‘INDUSTRIES SHOULD REACH OUT TO FINANCIAL ADVISORS’
MBABANE – Experts have identified industries that are worst-affected and suggested responses they can take to confront the challenge of COVID-19.
COVID-19 has undoubtedly produced an instant global economic shock.
It is unclear whether the economic effects will be short-term or long-term – like the 2008 global financial crisis. Among the hardest hit are airlines and other tourist-dependent industries. COVID-19 has caused some airlines to cut the numbers of flights by up to 70 per cent and other countries have enacted travel restrictions. Hotel occupancy and room rates have likewise fallen off a cliff. Also hardest hit, according the experts, are retailers.
Weak
“While retailers with a strong online footprint and ability to serve customers safely will weather the coronavirus storm, already weak retailers and those that cannot pivot to online will particularly suffer,” noted an expert.
As government urges social distancing, the numbers of customers going to restaurants, cinemas, and gyms has rapidly declined.
“Moreover, workers in these businesses cannot work from home, so any government restrictions limiting people from attending work or requiring restaurants or other crowded places to close will severely harm these businesses,” stressed the expert.
While many of the events surrounding the spread of COVID-19 and its impact on the global economy are outside the control of individual actors, there are steps that parties can take to protect their interests and minimise the pandemic’s economic fallout.
In particular with this global crisis, governments and regulatory agencies are likely to play a role in industry recovery, particularly in industries that are the most harmed such as the hospitality and travel industries. Experts advise that companies in need can maintain a proactive dialogue with their regulators and focus on opportunities available for financial and other assistance as developments play out.
“Companies can take steps to maximise their short-term cash position, drawing on credit lines as applicable and reaching out to financial advisors and other professionals for advice as necessary. Lenders and investors should monitor company draws on credit facilities and can review and exercise information rights in their credit and investment agreements to inform themselves proactively in order to be best prepared for developments.

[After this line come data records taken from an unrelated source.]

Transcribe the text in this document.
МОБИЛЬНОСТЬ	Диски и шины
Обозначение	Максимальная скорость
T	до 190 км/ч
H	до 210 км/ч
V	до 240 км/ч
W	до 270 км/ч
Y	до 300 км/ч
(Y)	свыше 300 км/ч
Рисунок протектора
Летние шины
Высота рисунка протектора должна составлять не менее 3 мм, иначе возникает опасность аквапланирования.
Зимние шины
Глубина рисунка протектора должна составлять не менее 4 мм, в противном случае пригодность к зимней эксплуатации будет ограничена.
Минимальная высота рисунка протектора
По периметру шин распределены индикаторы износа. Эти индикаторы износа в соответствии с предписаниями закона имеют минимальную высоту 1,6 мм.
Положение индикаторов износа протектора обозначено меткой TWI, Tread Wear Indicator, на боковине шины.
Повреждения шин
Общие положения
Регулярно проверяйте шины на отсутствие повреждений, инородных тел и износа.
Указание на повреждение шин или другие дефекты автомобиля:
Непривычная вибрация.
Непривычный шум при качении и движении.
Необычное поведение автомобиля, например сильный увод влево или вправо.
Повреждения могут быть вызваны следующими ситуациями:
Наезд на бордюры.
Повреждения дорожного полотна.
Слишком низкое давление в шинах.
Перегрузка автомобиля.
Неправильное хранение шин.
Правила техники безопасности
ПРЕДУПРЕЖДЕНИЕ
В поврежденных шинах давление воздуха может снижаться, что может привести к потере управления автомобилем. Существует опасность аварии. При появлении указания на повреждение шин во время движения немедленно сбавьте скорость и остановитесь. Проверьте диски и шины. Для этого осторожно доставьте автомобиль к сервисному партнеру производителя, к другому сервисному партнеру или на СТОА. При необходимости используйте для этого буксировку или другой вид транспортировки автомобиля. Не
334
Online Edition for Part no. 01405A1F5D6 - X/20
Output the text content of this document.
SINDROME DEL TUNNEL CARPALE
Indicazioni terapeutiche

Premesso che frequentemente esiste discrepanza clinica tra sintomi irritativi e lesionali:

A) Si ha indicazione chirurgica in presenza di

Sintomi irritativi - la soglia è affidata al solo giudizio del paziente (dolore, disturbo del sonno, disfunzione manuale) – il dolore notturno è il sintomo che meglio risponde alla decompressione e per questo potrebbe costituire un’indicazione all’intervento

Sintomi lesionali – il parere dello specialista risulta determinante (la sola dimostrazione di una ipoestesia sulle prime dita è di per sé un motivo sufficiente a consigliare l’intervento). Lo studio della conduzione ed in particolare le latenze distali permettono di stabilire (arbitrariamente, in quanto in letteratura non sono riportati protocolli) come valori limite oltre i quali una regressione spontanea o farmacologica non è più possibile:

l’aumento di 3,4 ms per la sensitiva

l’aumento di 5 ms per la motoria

This can best position parties to protect themselves and to enhance the likelihood of well-planned and value-maximising courses of action,” shared an economist from one of the institutions of higher learning.
Others say parties can emphasise open and constructive communication regarding counter-parties’ financial and other circumstances so that both short-term and long-term considerations can be intelligently evaluated in planning the path to bridging the current crisis.
For example, for lenders and investors, this means understanding companies’ short term issues regarding liquidity and operations but also appreciating the opportunities and future beyond immediate difficulties, with attention to longer term viability once the crisis subsides.
Relief
Is COVID-19 accelerating inevitable decline or is it a short-term problem that calls for covenant relief/bridge financing and investing in a long term relationship? Meanwhile, on the issue of possible extension of the lockdown and the effect on the economy, local economists politely asked not be dragged for comment, as the issue was sensitive and touched on lives. This publication wanted to get their expert opinion on how the economy can be slowly opened by allowing some of the industries to operate.